In the mid-19th century, Ireland’s discontent with British domination spread across the Atlantic and led to violent Irish-American raids on British North America (Canada).
The Fenian Brotherhood was an Irish-American group whose goal was to secure Ireland’s freedom from Britain. More militant Fenians believed that by attacking Canada and occupying important cities and transportation centers, they could force Britain into relinquishing Ireland in exchange for Canada. At the very least, they hoped they could precipitate a war between the United States and Britain, distracting London from uprisings in Ireland. The U.S. government knew about the Fenians but largely ignored them, as the government was still annoyed that Britain had given assistance to the Confederacy during the Civil War; plus, many Americans believed that it was only a matter of time before Canada was annexed into the United States anyway.

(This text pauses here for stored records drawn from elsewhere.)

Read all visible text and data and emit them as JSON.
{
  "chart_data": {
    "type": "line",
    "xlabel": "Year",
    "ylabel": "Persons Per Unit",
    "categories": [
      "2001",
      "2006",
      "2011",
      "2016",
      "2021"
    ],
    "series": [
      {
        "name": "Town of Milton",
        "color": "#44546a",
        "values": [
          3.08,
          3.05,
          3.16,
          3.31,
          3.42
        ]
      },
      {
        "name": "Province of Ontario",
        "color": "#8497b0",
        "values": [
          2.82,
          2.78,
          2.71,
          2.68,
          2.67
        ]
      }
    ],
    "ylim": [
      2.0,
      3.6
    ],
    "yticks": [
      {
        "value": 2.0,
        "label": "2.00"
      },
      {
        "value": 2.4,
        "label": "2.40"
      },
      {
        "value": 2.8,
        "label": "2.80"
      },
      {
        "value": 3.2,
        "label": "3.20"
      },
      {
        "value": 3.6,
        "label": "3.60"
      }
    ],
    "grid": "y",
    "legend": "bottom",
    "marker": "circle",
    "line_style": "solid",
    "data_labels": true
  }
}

In 1866, the Fenians planned a five-pronged invasion of Canada from Illinois, Wisconsin, New York, Vermont, and the St. Lawrence River. These plans largely fell through or failed, but the attack from New York, led by John O’Neill, went ahead as planned. His group of about 700 men, many of them experienced Civil War veterans, crossed the Niagara River into present-day Ontario in the early morning of 1 June with the goal of seizing a canal connecting Lakes Erie and Ontario. He split his men into two groups and sent one to Fort Erie while his group captured a rail yard.

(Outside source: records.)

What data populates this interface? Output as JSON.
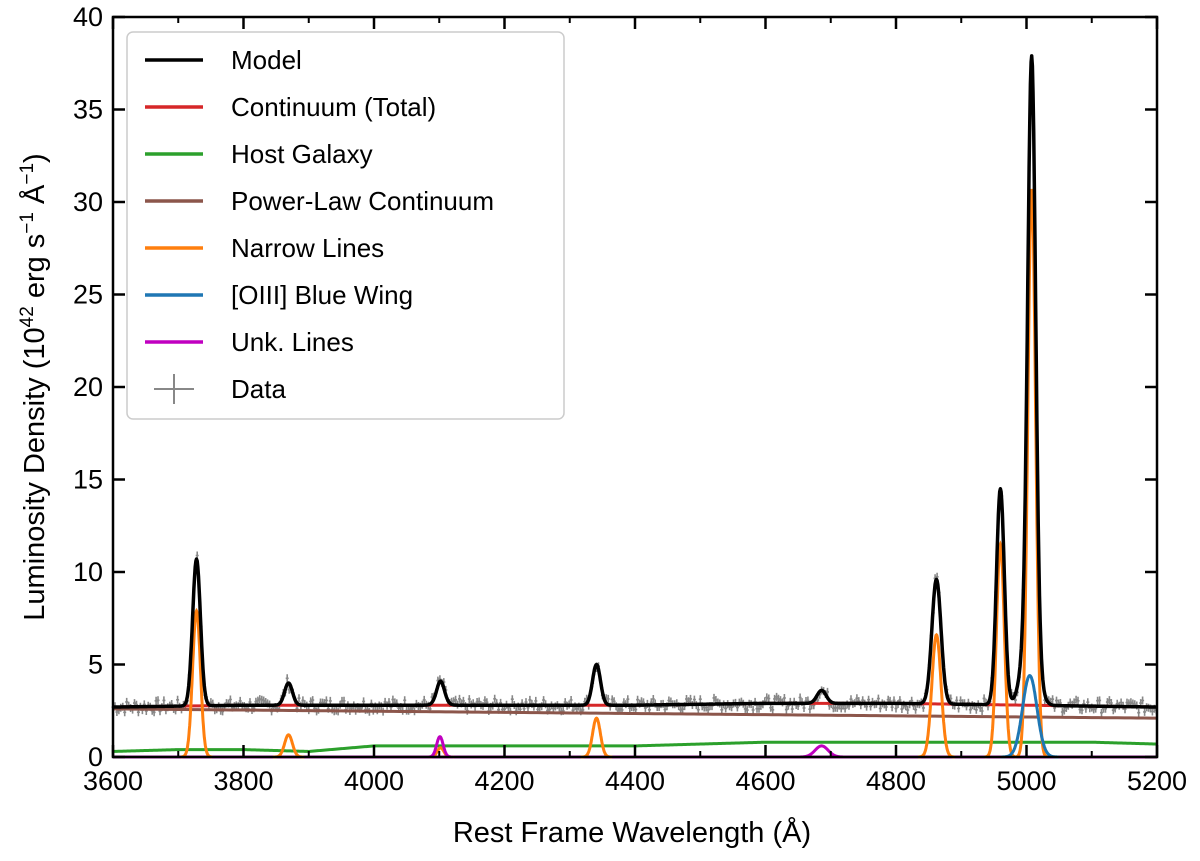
{
  "chart_data": {
    "type": "line",
    "xlabel": "Rest Frame Wavelength (Å)",
    "ylabel_main": "Luminosity Density (10",
    "ylabel_exp1": "42",
    "ylabel_mid": " erg s",
    "ylabel_exp2": "−1",
    "ylabel_end": " Å",
    "ylabel_exp3": "−1",
    "ylabel_close": ")",
    "xlim": [
      3600,
      5200
    ],
    "ylim": [
      0,
      40
    ],
    "x_ticks": [
      "3600",
      "3800",
      "4000",
      "4200",
      "4400",
      "4600",
      "4800",
      "5000",
      "5200"
    ],
    "x_tick_values": [
      3600,
      3800,
      4000,
      4200,
      4400,
      4600,
      4800,
      5000,
      5200
    ],
    "y_ticks": [
      "0",
      "5",
      "10",
      "15",
      "20",
      "25",
      "30",
      "35",
      "40"
    ],
    "y_tick_values": [
      0,
      5,
      10,
      15,
      20,
      25,
      30,
      35,
      40
    ],
    "legend_position": "upper-left",
    "legend": [
      {
        "label": "Model",
        "color": "#000000",
        "kind": "line"
      },
      {
        "label": "Continuum (Total)",
        "color": "#d62728",
        "kind": "line"
      },
      {
        "label": "Host Galaxy",
        "color": "#2ca02c",
        "kind": "line"
      },
      {
        "label": "Power-Law Continuum",
        "color": "#8c564b",
        "kind": "line"
      },
      {
        "label": "Narrow Lines",
        "color": "#ff7f0e",
        "kind": "line"
      },
      {
        "label": "[OIII] Blue Wing",
        "color": "#1f77b4",
        "kind": "line"
      },
      {
        "label": "Unk. Lines",
        "color": "#c000c0",
        "kind": "line"
      },
      {
        "label": "Data",
        "color": "#888888",
        "kind": "errorbar"
      }
    ],
    "continuum_total": {
      "x": [
        3600,
        3800,
        4000,
        4200,
        4400,
        4600,
        4800,
        5000,
        5200
      ],
      "y": [
        2.7,
        2.8,
        2.8,
        2.8,
        2.8,
        2.9,
        2.9,
        2.8,
        2.7
      ]
    },
    "host_galaxy": {
      "x": [
        3600,
        3700,
        3800,
        3900,
        4000,
        4100,
        4200,
        4300,
        4400,
        4500,
        4600,
        4700,
        4800,
        4900,
        5000,
        5100,
        5200
      ],
      "y": [
        0.3,
        0.4,
        0.4,
        0.3,
        0.6,
        0.6,
        0.6,
        0.6,
        0.6,
        0.7,
        0.8,
        0.8,
        0.8,
        0.8,
        0.8,
        0.8,
        0.7
      ]
    },
    "power_law": {
      "x": [
        3600,
        5200
      ],
      "y": [
        2.6,
        2.1
      ]
    },
    "narrow_lines": [
      {
        "center": 3728,
        "amp": 7.9,
        "sigma": 6
      },
      {
        "center": 3869,
        "amp": 1.2,
        "sigma": 6
      },
      {
        "center": 4102,
        "amp": 0.5,
        "sigma": 5
      },
      {
        "center": 4341,
        "amp": 2.1,
        "sigma": 6
      },
      {
        "center": 4862,
        "amp": 6.6,
        "sigma": 7
      },
      {
        "center": 4960,
        "amp": 11.5,
        "sigma": 6
      },
      {
        "center": 5008,
        "amp": 30.7,
        "sigma": 6
      }
    ],
    "oiii_blue_wing": [
      {
        "center": 5005,
        "amp": 4.4,
        "sigma": 11
      }
    ],
    "unk_lines": [
      {
        "center": 4101,
        "amp": 1.1,
        "sigma": 5
      },
      {
        "center": 4686,
        "amp": 0.6,
        "sigma": 10
      }
    ],
    "model_peaks": [
      {
        "center": 3728,
        "peak": 10.7
      },
      {
        "center": 3869,
        "peak": 4.0
      },
      {
        "center": 4102,
        "peak": 4.1
      },
      {
        "center": 4341,
        "peak": 5.0
      },
      {
        "center": 4686,
        "peak": 3.6
      },
      {
        "center": 4862,
        "peak": 9.6
      },
      {
        "center": 4960,
        "peak": 14.5
      },
      {
        "center": 5008,
        "peak": 37.9
      }
    ]
  }
}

By late afternoon, O’Neill received word that two groups of Canadian soldiers were going to meet up to oppose him and his men. So he ordered his troops to move to intercept one of the Canadian groups before they could join with the other and greatly outnumber the Fenians. On the morning of 2 June, O’Neil and his men met and fought the Canadian force near Ridgeway, Ontario. The battle lasted about an hour and a half and ended when the Canadians retreated, thinking that O’Neill’s mounted scouts were actually a cavalry. When the Fenians saw the confusion in the Canadian ranks, O’Neill ordered a bayonet charge that sent them running.

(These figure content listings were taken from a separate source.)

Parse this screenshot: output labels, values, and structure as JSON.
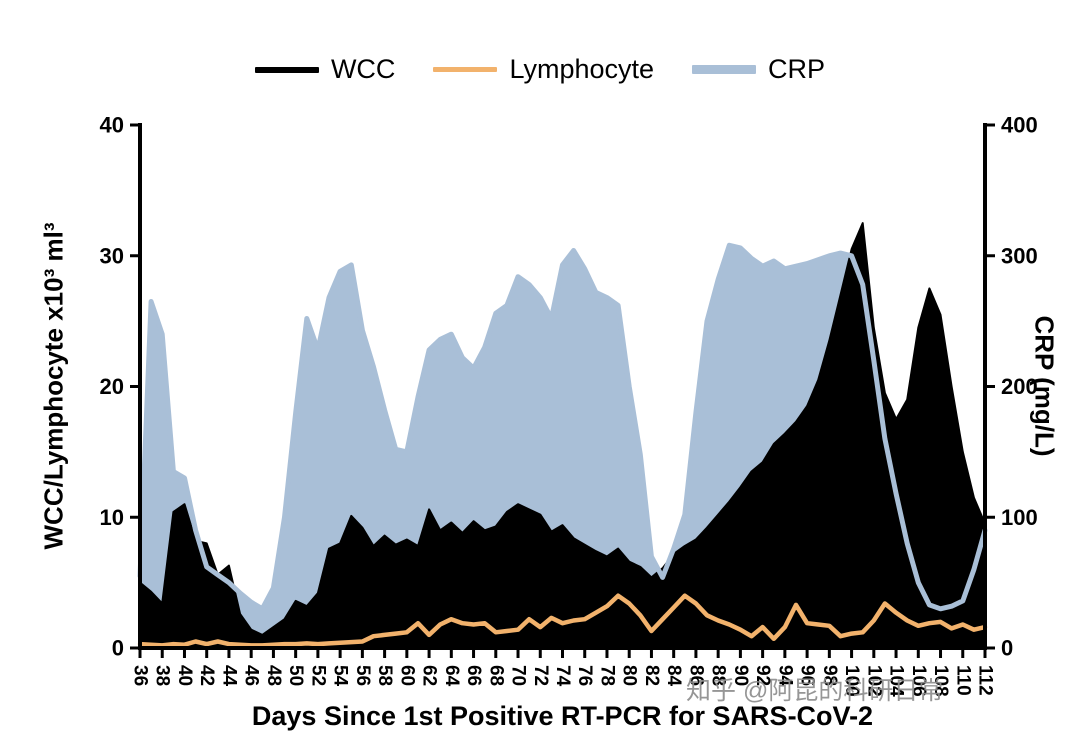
{
  "figure": {
    "background": "#ffffff",
    "watermark": "知乎 @阿昆的科研日常"
  },
  "legend": {
    "items": [
      {
        "label": "WCC",
        "color": "#000000"
      },
      {
        "label": "Lymphocyte",
        "color": "#f2b26c"
      },
      {
        "label": "CRP",
        "color": "#a9bfd7"
      }
    ]
  },
  "axes": {
    "x_title": "Days Since 1st Positive RT-PCR for SARS-CoV-2",
    "y_left_title": "WCC/Lymphocyte x10³ ml³",
    "y_right_title": "CRP (mg/L)",
    "x_ticks": [
      36,
      38,
      40,
      42,
      44,
      46,
      48,
      50,
      52,
      54,
      56,
      58,
      60,
      62,
      64,
      66,
      68,
      70,
      72,
      74,
      76,
      78,
      80,
      82,
      84,
      86,
      88,
      90,
      92,
      94,
      96,
      98,
      100,
      102,
      104,
      106,
      108,
      110,
      112
    ],
    "y_left_ticks": [
      0,
      10,
      20,
      30,
      40
    ],
    "y_right_ticks": [
      0,
      100,
      200,
      300,
      400
    ]
  },
  "chart_data": {
    "type": "area",
    "title": "",
    "xlabel": "Days Since 1st Positive RT-PCR for SARS-CoV-2",
    "ylabel_left": "WCC/Lymphocyte x10³ ml³",
    "ylabel_right": "CRP (mg/L)",
    "xlim": [
      36,
      112
    ],
    "ylim_left": [
      0,
      40
    ],
    "ylim_right": [
      0,
      400
    ],
    "legend_position": "top",
    "grid": false,
    "x": [
      36,
      37,
      38,
      39,
      40,
      41,
      42,
      43,
      44,
      45,
      46,
      47,
      48,
      49,
      50,
      51,
      52,
      53,
      54,
      55,
      56,
      57,
      58,
      59,
      60,
      61,
      62,
      63,
      64,
      65,
      66,
      67,
      68,
      69,
      70,
      71,
      72,
      73,
      74,
      75,
      76,
      77,
      78,
      79,
      80,
      81,
      82,
      83,
      84,
      85,
      86,
      87,
      88,
      89,
      90,
      91,
      92,
      93,
      94,
      95,
      96,
      97,
      98,
      99,
      100,
      101,
      102,
      103,
      104,
      105,
      106,
      107,
      108,
      109,
      110,
      111,
      112
    ],
    "series": [
      {
        "name": "WCC",
        "axis": "left",
        "style": "area",
        "color": "#000000",
        "values": [
          5.0,
          4.3,
          3.4,
          10.4,
          11.0,
          8.2,
          8.0,
          5.6,
          6.3,
          2.6,
          1.4,
          1.0,
          1.6,
          2.2,
          3.6,
          3.2,
          4.2,
          7.6,
          8.0,
          10.1,
          9.2,
          7.8,
          8.6,
          7.9,
          8.3,
          7.8,
          10.6,
          9.0,
          9.6,
          8.8,
          9.7,
          9.0,
          9.3,
          10.4,
          11.0,
          10.6,
          10.2,
          8.9,
          9.4,
          8.4,
          7.9,
          7.4,
          7.0,
          7.6,
          6.6,
          6.2,
          5.4,
          6.1,
          7.2,
          7.8,
          8.3,
          9.2,
          10.2,
          11.2,
          12.3,
          13.5,
          14.2,
          15.6,
          16.4,
          17.3,
          18.5,
          20.5,
          23.5,
          27.0,
          30.5,
          32.5,
          24.5,
          19.5,
          17.5,
          19.0,
          24.5,
          27.5,
          25.5,
          20.0,
          15.0,
          11.5,
          9.5
        ]
      },
      {
        "name": "Lymphocyte",
        "axis": "left",
        "style": "line",
        "color": "#f2b26c",
        "values": [
          0.3,
          0.25,
          0.2,
          0.3,
          0.25,
          0.5,
          0.3,
          0.5,
          0.3,
          0.25,
          0.2,
          0.2,
          0.25,
          0.3,
          0.3,
          0.35,
          0.3,
          0.35,
          0.4,
          0.45,
          0.5,
          0.9,
          1.0,
          1.1,
          1.2,
          1.9,
          1.0,
          1.8,
          2.2,
          1.9,
          1.8,
          1.9,
          1.2,
          1.3,
          1.4,
          2.2,
          1.6,
          2.3,
          1.9,
          2.1,
          2.2,
          2.7,
          3.2,
          4.0,
          3.4,
          2.5,
          1.3,
          2.2,
          3.1,
          4.0,
          3.4,
          2.5,
          2.1,
          1.8,
          1.4,
          0.9,
          1.6,
          0.7,
          1.6,
          3.3,
          1.9,
          1.8,
          1.7,
          0.9,
          1.1,
          1.2,
          2.1,
          3.4,
          2.7,
          2.1,
          1.7,
          1.9,
          2.0,
          1.5,
          1.8,
          1.4,
          1.6
        ]
      },
      {
        "name": "CRP",
        "axis": "right",
        "style": "area_with_line",
        "color": "#a9bfd7",
        "values": [
          55,
          265,
          240,
          135,
          130,
          90,
          62,
          56,
          50,
          42,
          35,
          30,
          46,
          100,
          180,
          252,
          228,
          268,
          288,
          293,
          243,
          215,
          182,
          152,
          150,
          192,
          228,
          236,
          240,
          222,
          214,
          230,
          256,
          262,
          284,
          278,
          268,
          252,
          293,
          304,
          290,
          272,
          268,
          262,
          200,
          148,
          70,
          54,
          76,
          102,
          180,
          250,
          282,
          308,
          306,
          298,
          292,
          296,
          290,
          292,
          294,
          297,
          300,
          302,
          300,
          278,
          220,
          160,
          118,
          80,
          50,
          33,
          30,
          32,
          36,
          60,
          90
        ]
      }
    ]
  }
}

Later that day, O’Neill and his men went on to Fort Erie, where they again fought and won against Canadian troops. Hearing of additional Canadian and British troops on the move, the Fenians then went back across the Niagara River, where they were arrested by U.S. authorities but released a few days later.
Although these Fenian raids didn’t end up having much effect on Ireland’s freedom, they did affect Canada. The raids showed the Canadian colonies the necessity of unification, leading to increased nationalism and eventually the formation of the Canadian Confederation.